Question

If an LED has to emit \[662nm\] wavelength of light, then what should be the band gap energy of its semiconductor? \[h = 6.62 \times {10^{ - 34}}Js\]

Answer 1

Hint: Band energy gap is given by the relation \[E = \dfrac{{hc}}{\lambda }\]

Complete step by step solution:
Here, the wavelength of the LED \[\lambda = 662nm\]
\[ \Rightarrow \lambda = 662 \times {10^{ - 9}}\,m\]
Band Energy gap \[E = \dfrac{{hc}}{\lambda }\]
Where, h is the Planck’s constant whose value is \[6.62 \times {10^{ - 34}}Js\] and c is the velocity of light whose value is given by \[3 \times {10^8}\,m/s\]
Putting the given values in the above equation, we get
\[E = \dfrac{{6.62 \times {{10}^{ - 34}} \times 3 \times {{10}^8}}}{{662 \times {{10}^{ - 9}}}} = 3 \times {10^{19}}\,V\]
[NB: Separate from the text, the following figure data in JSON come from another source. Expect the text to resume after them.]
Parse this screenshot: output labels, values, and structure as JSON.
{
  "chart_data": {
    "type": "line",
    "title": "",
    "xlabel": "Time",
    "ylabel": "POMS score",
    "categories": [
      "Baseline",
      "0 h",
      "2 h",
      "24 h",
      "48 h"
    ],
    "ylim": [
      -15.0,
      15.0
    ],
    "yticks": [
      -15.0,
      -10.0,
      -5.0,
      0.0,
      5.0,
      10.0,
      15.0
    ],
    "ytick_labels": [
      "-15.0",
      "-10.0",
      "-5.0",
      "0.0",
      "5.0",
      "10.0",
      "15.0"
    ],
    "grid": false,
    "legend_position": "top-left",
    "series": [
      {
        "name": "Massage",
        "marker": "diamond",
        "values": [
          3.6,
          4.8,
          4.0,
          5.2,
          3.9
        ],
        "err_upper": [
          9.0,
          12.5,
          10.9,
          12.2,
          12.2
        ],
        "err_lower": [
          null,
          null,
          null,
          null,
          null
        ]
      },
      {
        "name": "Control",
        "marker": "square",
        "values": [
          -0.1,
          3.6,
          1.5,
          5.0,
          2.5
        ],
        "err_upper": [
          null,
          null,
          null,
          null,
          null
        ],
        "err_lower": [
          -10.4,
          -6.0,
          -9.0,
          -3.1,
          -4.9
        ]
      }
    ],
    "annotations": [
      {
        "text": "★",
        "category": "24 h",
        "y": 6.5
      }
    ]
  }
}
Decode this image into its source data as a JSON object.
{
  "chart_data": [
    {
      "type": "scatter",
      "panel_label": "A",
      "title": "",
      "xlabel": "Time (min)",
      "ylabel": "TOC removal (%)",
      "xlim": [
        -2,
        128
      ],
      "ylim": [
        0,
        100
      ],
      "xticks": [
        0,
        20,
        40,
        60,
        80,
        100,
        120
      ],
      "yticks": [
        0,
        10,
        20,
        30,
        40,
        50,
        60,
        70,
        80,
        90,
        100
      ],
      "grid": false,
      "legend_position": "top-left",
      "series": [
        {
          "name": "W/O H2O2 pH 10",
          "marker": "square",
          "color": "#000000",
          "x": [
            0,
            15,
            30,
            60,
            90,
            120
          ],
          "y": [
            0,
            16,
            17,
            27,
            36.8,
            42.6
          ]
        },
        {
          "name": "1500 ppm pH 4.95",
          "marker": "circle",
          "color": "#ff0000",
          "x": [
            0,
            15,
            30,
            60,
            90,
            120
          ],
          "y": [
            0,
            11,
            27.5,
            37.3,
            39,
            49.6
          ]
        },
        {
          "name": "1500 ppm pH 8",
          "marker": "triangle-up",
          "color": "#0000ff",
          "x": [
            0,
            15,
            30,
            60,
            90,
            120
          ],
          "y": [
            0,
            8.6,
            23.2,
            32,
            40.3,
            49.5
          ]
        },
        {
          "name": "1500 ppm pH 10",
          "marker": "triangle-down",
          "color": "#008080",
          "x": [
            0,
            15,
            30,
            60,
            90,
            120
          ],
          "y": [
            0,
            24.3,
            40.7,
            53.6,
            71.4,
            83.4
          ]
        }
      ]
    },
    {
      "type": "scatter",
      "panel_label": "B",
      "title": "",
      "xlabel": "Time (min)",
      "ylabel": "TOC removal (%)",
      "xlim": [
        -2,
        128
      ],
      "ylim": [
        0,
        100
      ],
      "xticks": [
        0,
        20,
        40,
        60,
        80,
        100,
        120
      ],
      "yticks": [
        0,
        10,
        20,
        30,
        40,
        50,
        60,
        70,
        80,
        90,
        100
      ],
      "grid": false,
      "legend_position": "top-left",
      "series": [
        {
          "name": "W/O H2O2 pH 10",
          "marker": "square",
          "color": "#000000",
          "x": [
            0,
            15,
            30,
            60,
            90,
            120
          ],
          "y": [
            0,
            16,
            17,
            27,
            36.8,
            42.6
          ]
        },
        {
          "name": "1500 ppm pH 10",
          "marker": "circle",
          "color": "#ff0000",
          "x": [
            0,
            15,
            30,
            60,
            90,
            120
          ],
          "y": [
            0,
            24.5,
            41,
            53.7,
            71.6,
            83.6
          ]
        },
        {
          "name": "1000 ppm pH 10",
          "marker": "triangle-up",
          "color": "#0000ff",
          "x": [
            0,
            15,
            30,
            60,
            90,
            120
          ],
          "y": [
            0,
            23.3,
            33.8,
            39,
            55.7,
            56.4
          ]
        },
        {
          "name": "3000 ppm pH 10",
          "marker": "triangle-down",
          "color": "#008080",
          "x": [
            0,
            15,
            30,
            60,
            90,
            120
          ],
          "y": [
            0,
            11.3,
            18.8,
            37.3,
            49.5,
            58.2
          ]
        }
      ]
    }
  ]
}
Hence, the band gap energy of its semiconductor is \[3 \times {10^{19}}\,V\]

Additional Information:
Band gap is a range of energy levels within a given crystal that are impossible for an electron to possess. Generally, a material has several band gaps throughout its band structure. A band gap is the distance between the valence band of electrons and the conduction band. The band gap represents the minimum energy that is required to excite an electron up to a state in the conduction band where it can participate in conduction. If there is a gap between the valence band and the higher energy conduction band, energy must be given for electrons to become free. The size and existence of this band gap gives the difference between conductors, insulators and semiconductors. Semiconductors and insulators may be identified by the size of their band gaps, the former having narrower band gaps and the latter having wider band gaps.

Note: Metals have high electrical conductivity due to their lack of a band gap. There is no band gap separating the valence band in metals from the conduction band. A small fraction of free electrons will always be in the conduction band. This results in a superior electrical conductivity in metals.